Es ekelte mich etwas an, als ich die dreckige Bibliothekstoilette betrat und entschied mich dagegen, wirklich auf die Toilette zu gehen. Als ich mein Handy aus meiner kleinen Tasche fischte, sah ich, dass Jenny mich mehrmals angerufen hatte, also rief ich sie rasch zurück, während ich mit der anderen Hand meinen Lipgloss aufbesserte. Außerdem fiel mir ein, dass ich meine Tabletten noch gar nicht genommen hatte. In letzter Zeit vergaß ich sie öfters, was nicht gut war, weshalb ich mit dem Handy zwischen Ohr und Schulter in meiner Handtasche kramte.

,,Endlich", rief Jenny mir prompt ins Ohr. ,,Wo warst du?!"
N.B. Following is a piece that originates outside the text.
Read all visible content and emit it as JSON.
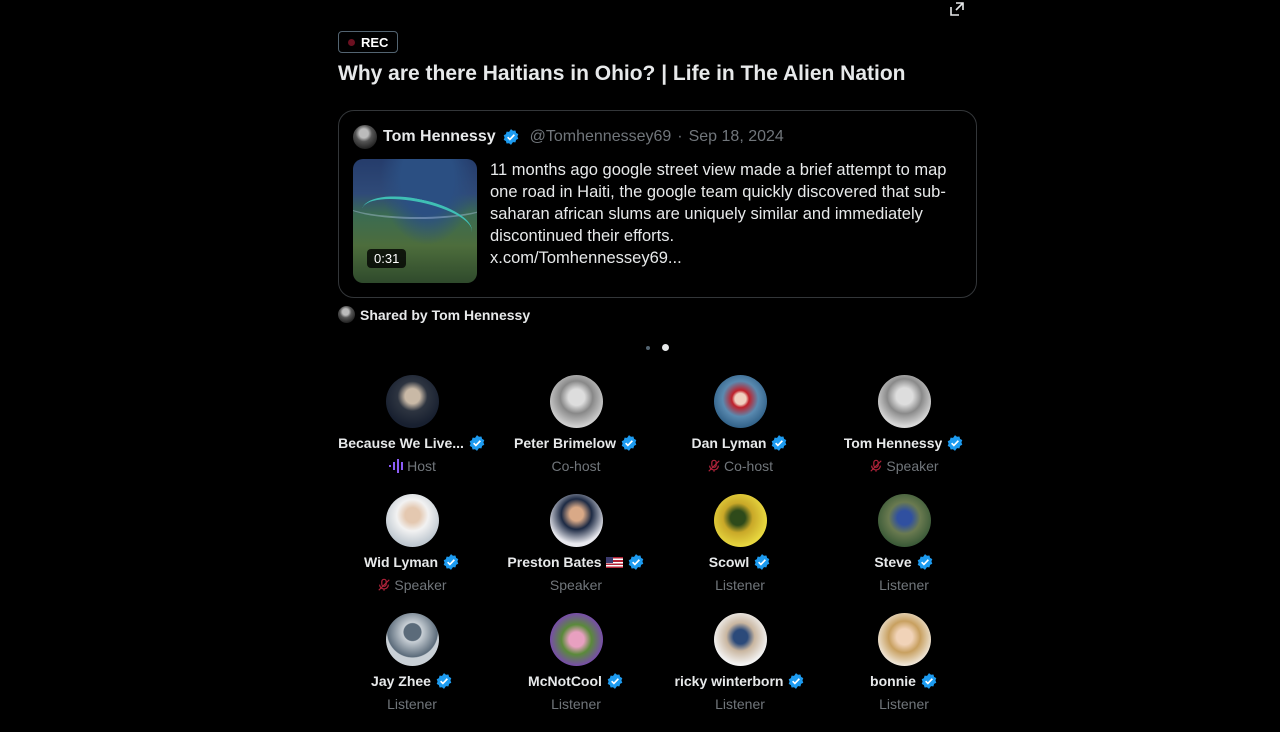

,,Ich gebe 'ner Kleinen Nachhilfe, das hab ich doch erzäht", erzählte ich. Dass sie es nicht mitbekommen hatte, wunderte mich nicht mehr. Jenny war eine gute Seele, die immer da war, wenn man sie brauchte, doch ihre Aufmerksamkeit beschränkte sich gewöhnlich auf Gossip, Jungs und Mode. Ich nahm es ihr nicht übel, denn so war sie eben.

,,Und wieso nochmal?"

,,Schlaftablette hat mir die Bestnote versprochen", erklärte ich ihr, was zwar nicht ganz stimmte, aber egal. Schnell würgte ich die gefundene Pille herunter.

,,Du bist so ein Streber", lachte Jenny, wurde dann aber schnell wieder ernst. ,,Hör mal, ich habe eine Vermutung. Was Lou angeht."

,,Lou?"

,,Sie ist in letzter Zeit so anders. Schrecklich nervig, ich hab das Gefühl sie widerspricht aus Prinzip gegen alles was wir sagen. Und ständig ist sie weg ohne zu sagen, wo sie hingeht. Außerdem ist sie so eklig ... nett geworden."
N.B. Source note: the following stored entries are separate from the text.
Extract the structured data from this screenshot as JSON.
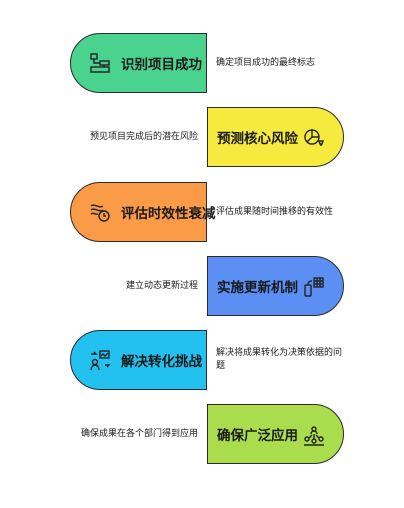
{
  "steps": [
    {
      "label": "识别项目成功",
      "description": "确定项目成功的最终标志",
      "icon": "workflow-icon",
      "color": "#4ad38f"
    },
    {
      "label": "预测核心风险",
      "description": "预见项目完成后的潜在风险",
      "icon": "pie-chart-bulb-icon",
      "color": "#f6ea3f"
    },
    {
      "label": "评估时效性衰减",
      "description": "评估成果随时间推移的有效性",
      "icon": "decay-clock-icon",
      "color": "#fb9b48"
    },
    {
      "label": "实施更新机制",
      "description": "建立动态更新过程",
      "icon": "phone-calculator-icon",
      "color": "#5b8ff3"
    },
    {
      "label": "解决转化挑战",
      "description": "解决将成果转化为决策依据的问题",
      "icon": "presenter-icon",
      "color": "#22c1f0"
    },
    {
      "label": "确保广泛应用",
      "description": "确保成果在各个部门得到应用",
      "icon": "network-people-icon",
      "color": "#a9dd4d"
    }
  ]
}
Ich musste lächeln. ,,Und das findest du komisch?"

,,Ja, denn wir sind nicht nett. Wir sind alles andere als nett. Und sie benimmt sich, wie die Jungfrau Maria höchstpersönlich."

,,Und was soll dahinterstecken?" Ich angelte meine Mini-Bürste aus meiner Louis Vuitton und versuchte damit einhändig meine blonden Haare zu bändigen.

,,Also entweder ist sie einer Sekte beigetreten oder sie fickt einen Priester oder so. Wahrscheinlich betet sie jetzt fünf Mal am Tag als Buße dafür, dass sie ihre Tennisröcke eine Nummer zu klein trägt und mehr als genug Sex vor der Ehe hatte."

Ich musste lachen. ,,Sprich sie doch einfach darauf an. Ich meine, es ist Lou. Du weißt genau, dass sie niemals ein Geheimnis für sich behalten könnte. Am wenigsten ihre eigenen. Und am allerwenigsten dir gegenüber."